La troisième tabella de Flavia Publicia fut découverte lors des travaux du port de Porto Torres (Sardaigne) en 2007. La plaque, de la forme d’une tabula ansata, présente, au centre, le portrait en relief d’une femme tournée vers la droite et coiffée d’un voile50. L’immunité concerne explicitement les activités maritimes et/ou portuaires, notamment le paiement des portoria, droits de péage d’un port, et la taxation des cargaisons de marchandises51. L’inscription est particulièrement significative par sa grande précision : in naucella marina cunbus Portensis parasemon Porphyris, Eudromus, « Sur le navire du Port avec l’enseigne Porphyris pour son bateau de mer. Eudromus ». La Romanistique a longuement étudié et commenté cette inscription déterminant les éléments suivants : le port (port(u)ensis) désigné dans l’inscription serait le port de Rome (Ostie) et Eudromus devait être l’esclave rattaché au navire, peut-être son pilote, magister ou gubernator52. Aussi, il est établi que le cunbus, dont le nom latin est issu du grec κύμβος, désigne un navire aux « fonctions variables », « utilisé pour la pêche, pour le chargement du sable, comme une chaloupe, pour la navigation dans les eaux intérieures et dans les ports ». Il s’agit ainsi d’une « embarcation de port », comme l’expose Gabriella Gasperetti. Ce cunbus accompagnait la naucella ou navicula, diminutif de navis, pouvant désigner à la fois un navire de mer et un fluminalis, un navire plus petit mais rapide. La naucella était donc principalement utilisée pour la petite navigation, tout en étant aussi usée pour des déplacements plus longs. Plus encore, selon la même autrice, le nom de l’esclave serait indiqué, en plus de sa qualité de pilote, pour notifier une exemption d’impôt sur celui-ci, qu’il exerçât ou non une activité économique53.

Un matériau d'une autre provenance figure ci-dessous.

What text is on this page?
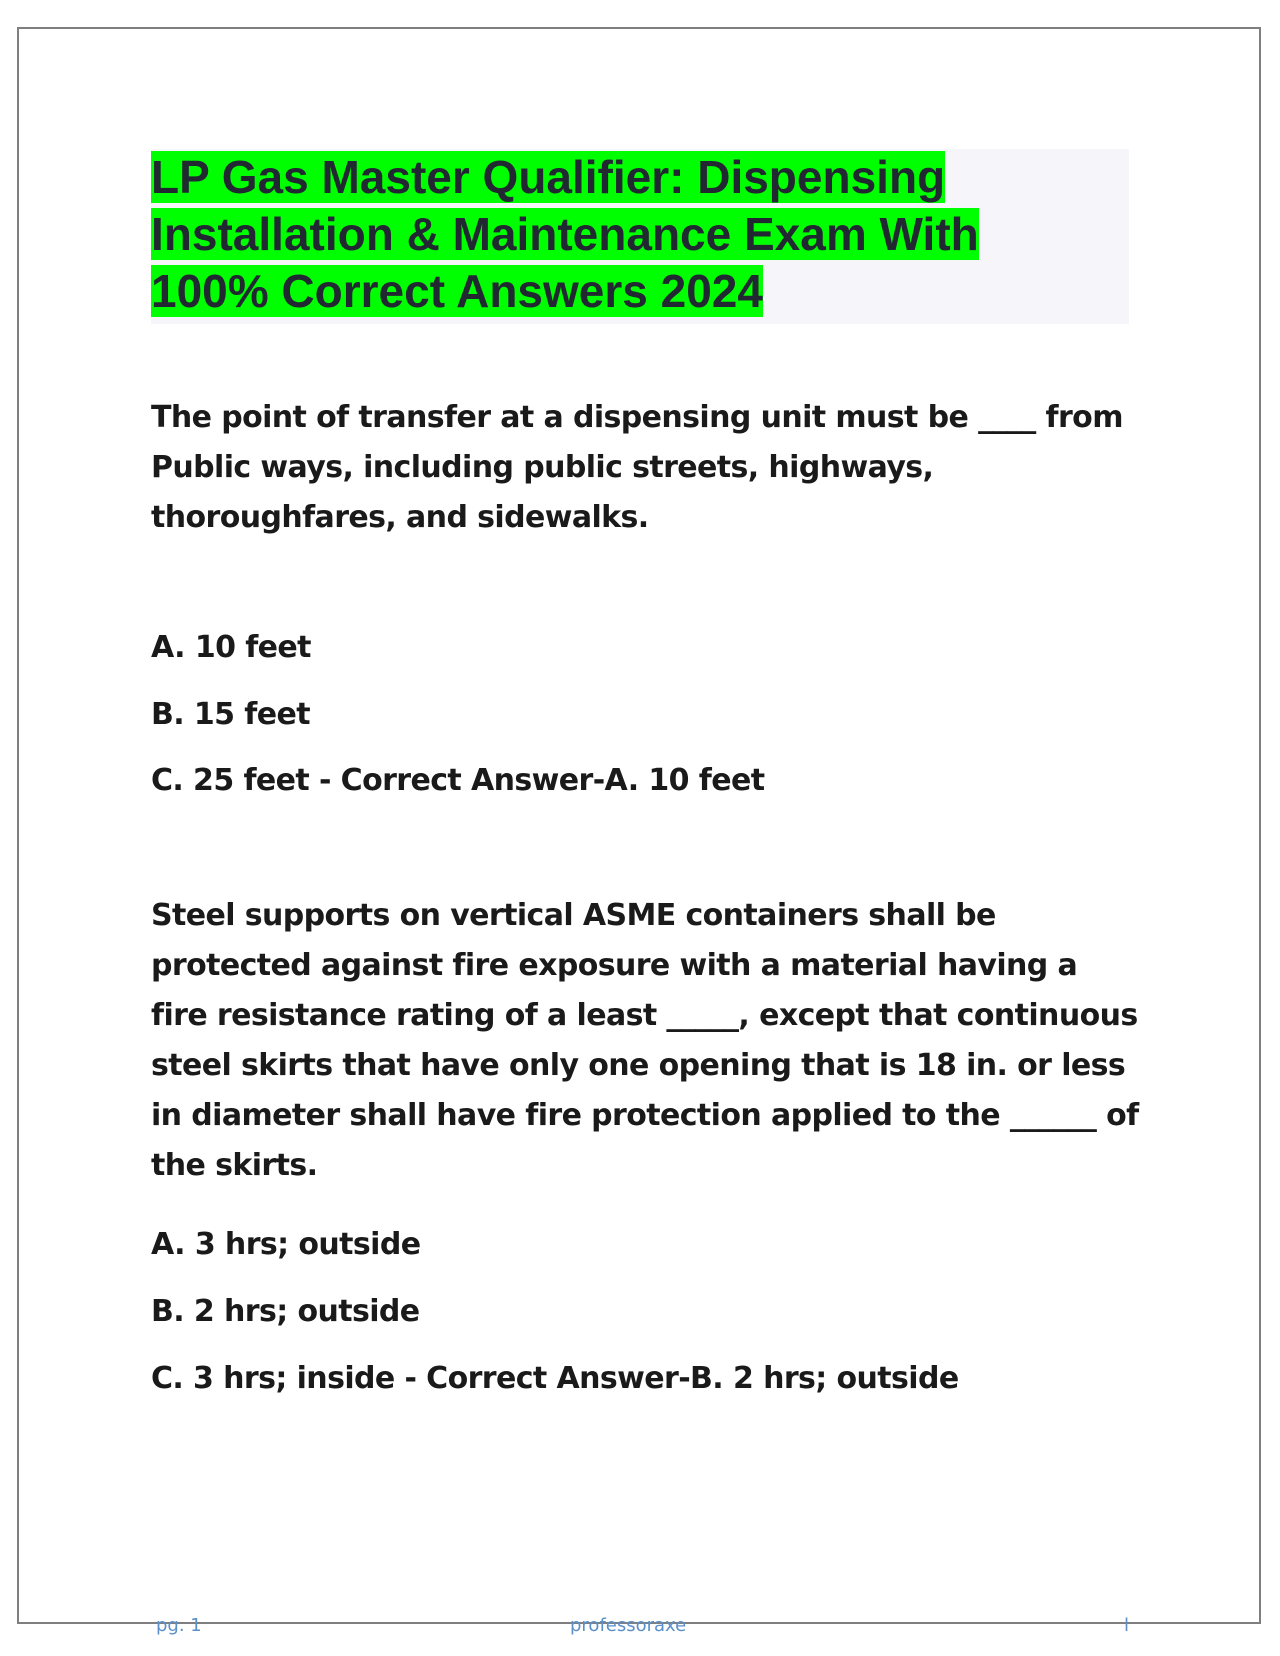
LP Gas Master Qualifier: Dispensing Installation & Maintenance Exam With 100% Correct Answers 2024

The point of transfer at a dispensing unit must be ____ from Public ways, including public streets, highways, thoroughfares, and sidewalks.

A. 10 feet

B. 15 feet

C. 25 feet - Correct Answer-A. 10 feet

Steel supports on vertical ASME containers shall be protected against fire exposure with a material having a fire resistance rating of a least _____, except that continuous steel skirts that have only one opening that is 18 in. or less in diameter shall have fire protection applied to the ______ of the skirts.

A. 3 hrs; outside

B. 2 hrs; outside

C. 3 hrs; inside - Correct Answer-B. 2 hrs; outside

pg. 1	professoraxe	l
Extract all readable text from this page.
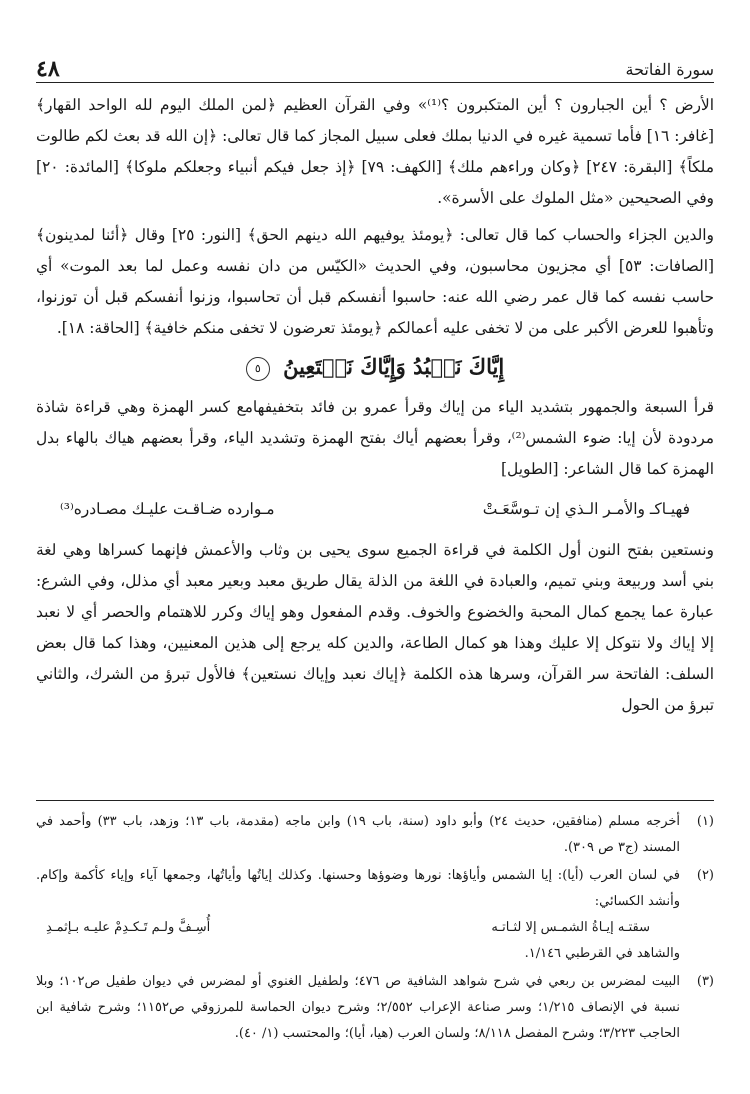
سورة الفاتحة
٤٨

الأرض ؟ أين الجبارون ؟ أين المتكبرون ؟⁽¹⁾» وفي القرآن العظيم ﴿لمن الملك اليوم لله الواحد القهار﴾ [غافر: ١٦] فأما تسمية غيره في الدنيا بملك فعلى سبيل المجاز كما قال تعالى: ﴿إن الله قد بعث لكم طالوت ملكاً﴾ [البقرة: ٢٤٧] ﴿وكان وراءهم ملك﴾ [الكهف: ٧٩] ﴿إذ جعل فيكم أنبياء وجعلكم ملوكا﴾ [المائدة: ٢٠] وفي الصحيحين «مثل الملوك على الأسرة».

والدين الجزاء والحساب كما قال تعالى: ﴿يومئذ يوفيهم الله دينهم الحق﴾ [النور: ٢٥] وقال ﴿أئنا لمدينون﴾ [الصافات: ٥٣] أي مجزيون محاسبون، وفي الحديث «الكيّس من دان نفسه وعمل لما بعد الموت» أي حاسب نفسه كما قال عمر رضي الله عنه: حاسبوا أنفسكم قبل أن تحاسبوا، وزنوا أنفسكم قبل أن توزنوا، وتأهبوا للعرض الأكبر على من لا تخفى عليه أعمالكم ﴿يومئذ تعرضون لا تخفى منكم خافية﴾ [الحاقة: ١٨].

إِيَّاكَ نَعۡبُدُ وَإِيَّاكَ نَسۡتَعِينُ ٥

قرأ السبعة والجمهور بتشديد الياء من إياك وقرأ عمرو بن فائد بتخفيفهامع كسر الهمزة وهي قراءة شاذة مردودة لأن إيا: ضوء الشمس⁽²⁾، وقرأ بعضهم أياك بفتح الهمزة وتشديد الياء، وقرأ بعضهم هياك بالهاء بدل الهمزة كما قال الشاعر: [الطويل]

فهيـاكـ والأمـر الـذي إن تـوسَّعَـتْ
مـوارده ضـاقـت عليـك مصـادره⁽³⁾

ونستعين بفتح النون أول الكلمة في قراءة الجميع سوى يحيى بن وثاب والأعمش فإنهما كسراها وهي لغة بني أسد وربيعة وبني تميم، والعبادة في اللغة من الذلة يقال طريق معبد وبعير معبد أي مذلل، وفي الشرع: عبارة عما يجمع كمال المحبة والخضوع والخوف. وقدم المفعول وهو إياك وكرر للاهتمام والحصر أي لا نعبد إلا إياك ولا نتوكل إلا عليك وهذا هو كمال الطاعة، والدين كله يرجع إلى هذين المعنيين، وهذا كما قال بعض السلف: الفاتحة سر القرآن، وسرها هذه الكلمة ﴿إياك نعبد وإياك نستعين﴾ فالأول تبرؤ من الشرك، والثاني تبرؤ من الحول

(١)
أخرجه مسلم (منافقين، حديث ٢٤) وأبو داود (سنة، باب ١٩) وابن ماجه (مقدمة، باب ١٣؛ وزهد، باب ٣٣) وأحمد في المسند (ج٣ ص ٣٠٩).
(٢)
في لسان العرب (أيا): إيا الشمس وأياؤها: نورها وضوؤها وحسنها. وكذلك إياتُها وأياتُها، وجمعها آياء وإياء كأكمة وإكام. وأنشد الكسائي:
سقتـه إيـاةُ الشمـس إلا لثـاتـه
أُسِـفَّ ولـم تَـكـدِمْ عليـه بـإثمـدِ
والشاهد في القرطبي ١/١٤٦.
(٣)
البيت لمضرس بن ربعي في شرح شواهد الشافية ص ٤٧٦؛ ولطفيل الغنوي أو لمضرس في ديوان طفيل ص١٠٢؛ وبلا نسبة في الإنصاف ١/٢١٥؛ وسر صناعة الإعراب ٢/٥٥٢؛ وشرح ديوان الحماسة للمرزوقي ص١١٥٢؛ وشرح شافية ابن الحاجب ٣/٢٢٣؛ وشرح المفصل ٨/١١٨؛ ولسان العرب (هيا، أيا)؛ والمحتسب (١/ ٤٠).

Cette tablette unica engage également l’historien à comprendre son utilisation par la Vestale. Pourquoi la Virgo Vestalis possédait-elle une telle immunitas ? Que faisait-elle avec ce navire ? Était-ce habituel auprès des sacerdotes de Vesta ? Selon Rosanna Ortu, le navire de la prêtresse transportait très possiblement des céréales, Flavia Publicia ayant vécu et officié au cours de la Saecularis Aetas organisée par Philippe l’Arabe où d’importantes distributions de céréales (congiaria) avaient été réalisées. Les Vestales avaient ainsi peut-être pris part à ces grandes distributions et les navires au service de l’annone auraient été dès lors exemptés de tout impôt. L’autrice envisage alors une immunité personnelle, voire même exceptionnelle. R. Ortu propose également une cause religieuse, l’achat de blé pour la réalisation des rites. Par ailleurs, le navire pouvait aussi transporter du sel des salines de la Nurra qui était destiné tant à la conservation des viandes et aliments qu’à une utilisation cultuelle54. Pour sa part, Piero Gianfrotta interroge la présence de cette tabella dans le port de Turris Libisonis, loin de Rome. La Vestale faisait-elle transporter des fournitures – un approvisionnement en céréales par exemple – depuis la Sardaigne, ou cette tablette a-t-elle été déplacée et utilisée en remplissage en vue de la construction de la jetée du port comme l’envisage aussi Gabriella Gasperetti55 ? D’autre part, Marc Mayer i Olivé envisage diverses causes dont un déplacement de la Vestale en Sardaigne pour des raisons personnelles. En effet, l’auteur relève la présence sur l’île, au milieu du iiie siècle, de L. Flavius Honoratus, procurator et praefectus provinciae Sardiniae, qui pourrait être le frère de Flavia Publicia56.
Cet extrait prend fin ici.